Fotoband feiert Wiener „Tschocherl“

„Golden Days Before They End“ besingt das Ende der Wiener Tschocherl, Beisln und Branntweiner. Klaus Pichler und Clemens Marschall sammeln in dem Fotoband ungeschönte Bilder und Texte einer bunten Welt, die langsam verschwindet.

Der Journalist Marschall ist häufig zu Gast in den Wiener Tschocherln. Als ihm bewusst wurde, dass immer mehr davon zusperren mussten, beschloss er, die Beislkultur literarisch zu dokumentieren, so lange es noch etwas zu dokumentieren gibt. Fotograf Pichler kümmerte sich um die Bebilderung. Dabei entstand ein Fotoband voller uriger Bilder und Geschichten darüber, was sich vor und hinter den Tresen der Wiener Beisln, Tschocherl und Branntweiner abspielt.

„Das Wort vom Kellner ist Gesetz“

Dabei waren der Fotograf und der Autor immer ganz direkt mit den Wirten und Wirtinnen. „Wir haben uns immer sofort vor der ersten Bestellung vorgestellt und gefragt, ob wir Fotos machen dürfen“, sagte Pichler im Wien.ORF.at-Interview. „Da das alles sehr kleine Orte sind - das ist quasi eine einzige Gesprächsrunde -, haben auch immer alle zugehört, was der Kellner sagt. Und wenn der Keller einverstanden war, haben alle mitgemacht. Das Wort vom Kellner ist Gesetz.“

Bei ihrer Arbeit in den Lokalen behandelten Pichler und Marschall den Tresen als Arbeitsgrenze. Pichler fotografierte, was sich davor bei den Gästen abspielte, während Marschall die Wirte und Wirtinnen dahinter interviewte. Sie erzählten von aggressiven und zahlungsunwilligen Gästen, von Erlebnissen mit der Polizei und von gegenseitigem Respekt. Auch von Sorgen berichteten sie, denn die Beislkultur befinde sich im Aussterben, glaubt der Fotograf.

Alkoholiker

Klaus Pichler

Die Fotoserie zeugt von Galgenhumor

Alkohol ist Kitt, der alles zusammenhält

Das typische Wiener Beisl gehe in seiner Funktion über den gewöhnlichen Gastronomiebetrieb hinaus, so Pichler. Es fungiert als Nachbarschaftszentrum, in dem Stammgäste eine zweite Familie finden. Man betreibt Tauschhandel, leistet einander kleine Gefälligkeiten und verbringt viel Zeit miteinander. Dabei wird unermüdlich getrunken. „Alkoholismus ist dort natürlich omnipräsent, aber es wird nicht darüber gesprochen“, sagt Pichler. Er sieht Alkohol als Kitt, der alles zusammenhält.

Buchhinweis

„Golden Days Before They End“ von Klaus Pichler und Clemens Marschall, Edition Patrick Frey, ISBN: 978-3906803050, um 52 Euro im Handel erhältlich.

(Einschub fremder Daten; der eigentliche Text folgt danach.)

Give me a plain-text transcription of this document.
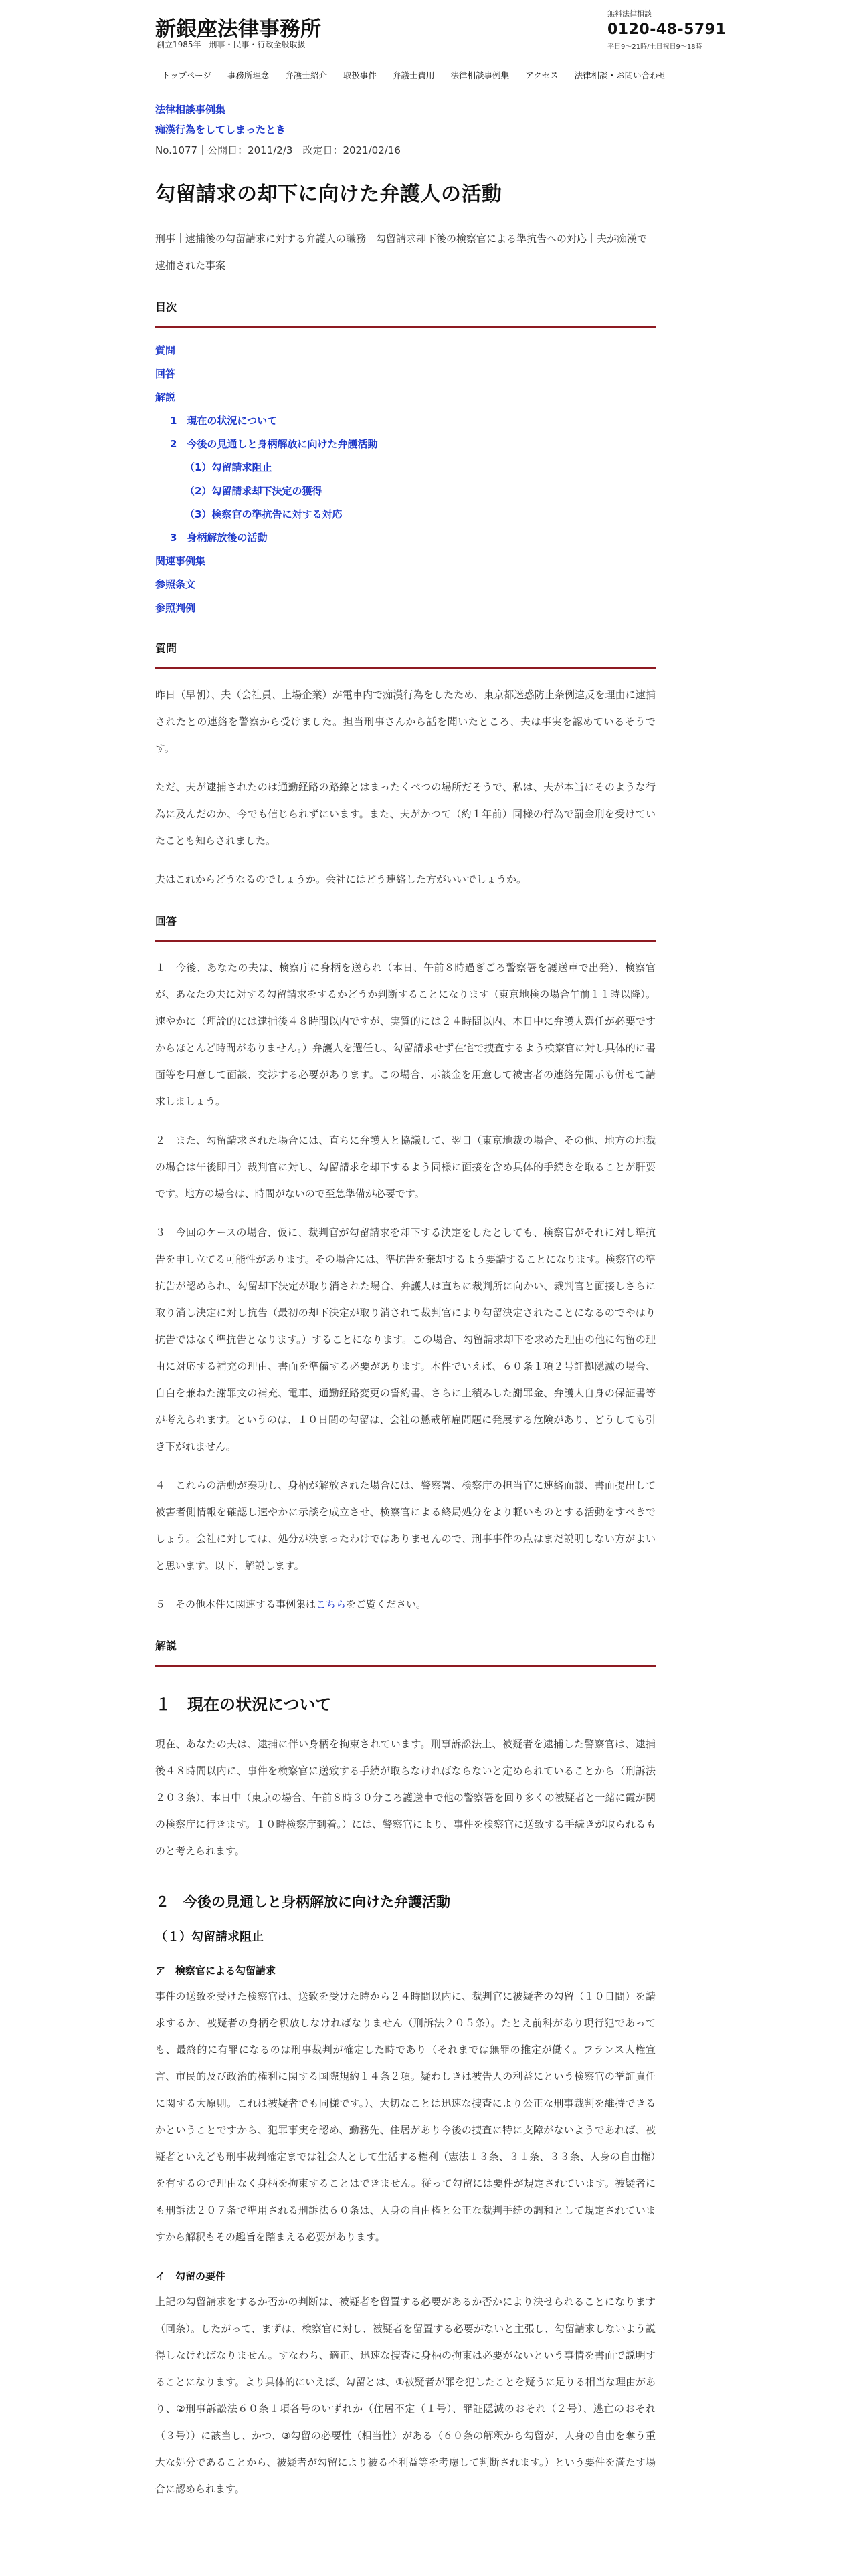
新銀座法律事務所
創立1985年｜刑事・民事・行政全般取扱
無料法律相談
0120-48-5791
平日9～21時/土日祝日9～18時
トップページ	事務所理念	弁護士紹介	取扱事件	弁護士費用	法律相談事例集	アクセス	法律相談・お問い合わせ
法律相談事例集
痴漢行為をしてしまったとき
No.1077｜公開日：2011/2/3　改定日：2021/02/16
勾留請求の却下に向けた弁護人の活動
刑事｜逮捕後の勾留請求に対する弁護人の職務｜勾留請求却下後の検察官による準抗告への対応｜夫が痴漢で逮捕された事案
目次
質問
回答
解説
1　現在の状況について
2　今後の見通しと身柄解放に向けた弁護活動
（1）勾留請求阻止
（2）勾留請求却下決定の獲得
（3）検察官の準抗告に対する対応
3　身柄解放後の活動
関連事例集
参照条文
参照判例
質問

昨日（早朝）、夫（会社員、上場企業）が電車内で痴漢行為をしたため、東京都迷惑防止条例違反を理由に逮捕されたとの連絡を警察から受けました。担当刑事さんから話を聞いたところ、夫は事実を認めているそうです。

ただ、夫が逮捕されたのは通勤経路の路線とはまったくべつの場所だそうで、私は、夫が本当にそのような行為に及んだのか、今でも信じられずにいます。また、夫がかつて（約１年前）同様の行為で罰金刑を受けていたことも知らされました。

夫はこれからどうなるのでしょうか。会社にはどう連絡した方がいいでしょうか。

回答

１　今後、あなたの夫は、検察庁に身柄を送られ（本日、午前８時過ぎごろ警察署を護送車で出発）、検察官が、あなたの夫に対する勾留請求をするかどうか判断することになります（東京地検の場合午前１１時以降）。速やかに（理論的には逮捕後４８時間以内ですが、実質的には２４時間以内、本日中に弁護人選任が必要ですからほとんど時間がありません。）弁護人を選任し、勾留請求せず在宅で捜査するよう検察官に対し具体的に書面等を用意して面談、交渉する必要があります。この場合、示談金を用意して被害者の連絡先開示も併せて請求しましょう。

２　また、勾留請求された場合には、直ちに弁護人と協議して、翌日（東京地裁の場合、その他、地方の地裁の場合は午後即日）裁判官に対し、勾留請求を却下するよう同様に面接を含め具体的手続きを取ることが肝要です。地方の場合は、時間がないので至急準備が必要です。

３　今回のケースの場合、仮に、裁判官が勾留請求を却下する決定をしたとしても、検察官がそれに対し準抗告を申し立てる可能性があります。その場合には、準抗告を棄却するよう要請することになります。検察官の準抗告が認められ、勾留却下決定が取り消された場合、弁護人は直ちに裁判所に向かい、裁判官と面接しさらに取り消し決定に対し抗告（最初の却下決定が取り消されて裁判官により勾留決定されたことになるのでやはり抗告ではなく準抗告となります。）することになります。この場合、勾留請求却下を求めた理由の他に勾留の理由に対応する補充の理由、書面を準備する必要があります。本件でいえば、６０条１項２号証拠隠滅の場合、自白を兼ねた謝罪文の補充、電車、通勤経路変更の誓約書、さらに上積みした謝罪金、弁護人自身の保証書等が考えられます。というのは、１０日間の勾留は、会社の懲戒解雇問題に発展する危険があり、どうしても引き下がれません。

４　これらの活動が奏功し、身柄が解放された場合には、警察署、検察庁の担当官に連絡面談、書面提出して被害者側情報を確認し速やかに示談を成立させ、検察官による終局処分をより軽いものとする活動をすべきでしょう。会社に対しては、処分が決まったわけではありませんので、刑事事件の点はまだ説明しない方がよいと思います。以下、解説します。

５　その他本件に関連する事例集はこちらをご覧ください。

解説
１　現在の状況について

現在、あなたの夫は、逮捕に伴い身柄を拘束されています。刑事訴訟法上、被疑者を逮捕した警察官は、逮捕後４８時間以内に、事件を検察官に送致する手続が取らなければならないと定められていることから（刑訴法２０３条）、本日中（東京の場合、午前８時３０分ころ護送車で他の警察署を回り多くの被疑者と一緒に霞が関の検察庁に行きます。１０時検察庁到着。）には、警察官により、事件を検察官に送致する手続きが取られるものと考えられます。

２　今後の見通しと身柄解放に向けた弁護活動
（１）勾留請求阻止
ア　検察官による勾留請求

事件の送致を受けた検察官は、送致を受けた時から２４時間以内に、裁判官に被疑者の勾留（１０日間）を請求するか、被疑者の身柄を釈放しなければなりません（刑訴法２０５条）。たとえ前科があり現行犯であっても、最終的に有罪になるのは刑事裁判が確定した時であり（それまでは無罪の推定が働く。フランス人権宣言、市民的及び政治的権利に関する国際規約１４条２項。疑わしきは被告人の利益にという検察官の挙証責任に関する大原則。これは被疑者でも同様です。）、大切なことは迅速な捜査により公正な刑事裁判を維持できるかということですから、犯罪事実を認め、勤務先、住居があり今後の捜査に特に支障がないようであれば、被疑者といえども刑事裁判確定までは社会人として生活する権利（憲法１３条、３１条、３３条、人身の自由権）を有するので理由なく身柄を拘束することはできません。従って勾留には要件が規定されています。被疑者にも刑訴法２０７条で準用される刑訴法６０条は、人身の自由権と公正な裁判手続の調和として規定されていますから解釈もその趣旨を踏まえる必要があります。

イ　勾留の要件

上記の勾留請求をするか否かの判断は、被疑者を留置する必要があるか否かにより決せられることになります（同条）。したがって、まずは、検察官に対し、被疑者を留置する必要がないと主張し、勾留請求しないよう説得しなければなりません。すなわち、適正、迅速な捜査に身柄の拘束は必要がないという事情を書面で説明することになります。より具体的にいえば、勾留とは、①被疑者が罪を犯したことを疑うに足りる相当な理由があり、②刑事訴訟法６０条１項各号のいずれか（住居不定（１号）、罪証隠滅のおそれ（２号）、逃亡のおそれ（３号））に該当し、かつ、③勾留の必要性（相当性）がある（６０条の解釈から勾留が、人身の自由を奪う重大な処分であることから、被疑者が勾留により被る不利益等を考慮して判断されます。）という要件を満たす場合に認められます。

Was aus den Stammgästen werden soll, wenn die letzten urigen Lokale verschwinden, darüber macht sich der Fotograf Gedanken. „Die Leute sind auf die Beisln angewiesen“, sagt er. Durch gesellschaftliche Veränderungen wie sinkende Toleranz von Alkoholkonsum während der Arbeitszeit und das nächste Jahr in Kraft tretende umfassende Rauchverbot in Lokalen sowie das Aussterben der älteren Stammkundschaft sieht er die Beislkultur bedroht. Ersetzt würden die Tschocherl von Ketten und Wettcafés.

Fotoband über verdorbene Lebensmittel

Das ist nicht das erste Mal, dass sich Pichler mit Gesellschaftskritik auseinandersetzt. Sein bisher bekanntestes Werk ist ein Fotoband voller Bilder von verdorbenen Lebensmitteln, die wie Kostbarkeiten fotografiert beinahe appetitlich aussehen. Titel des Buches ist „One Third“ als Anspielung auf einen UNO-Bericht, der besagt, dass ein Drittel aller Lebensmittel zu Abfall wird. Marschall ist Autor und Herausgeber von „Rokko’s Adventures“, einem Magazin über Kunst und Kultur abseits des Mainstreams.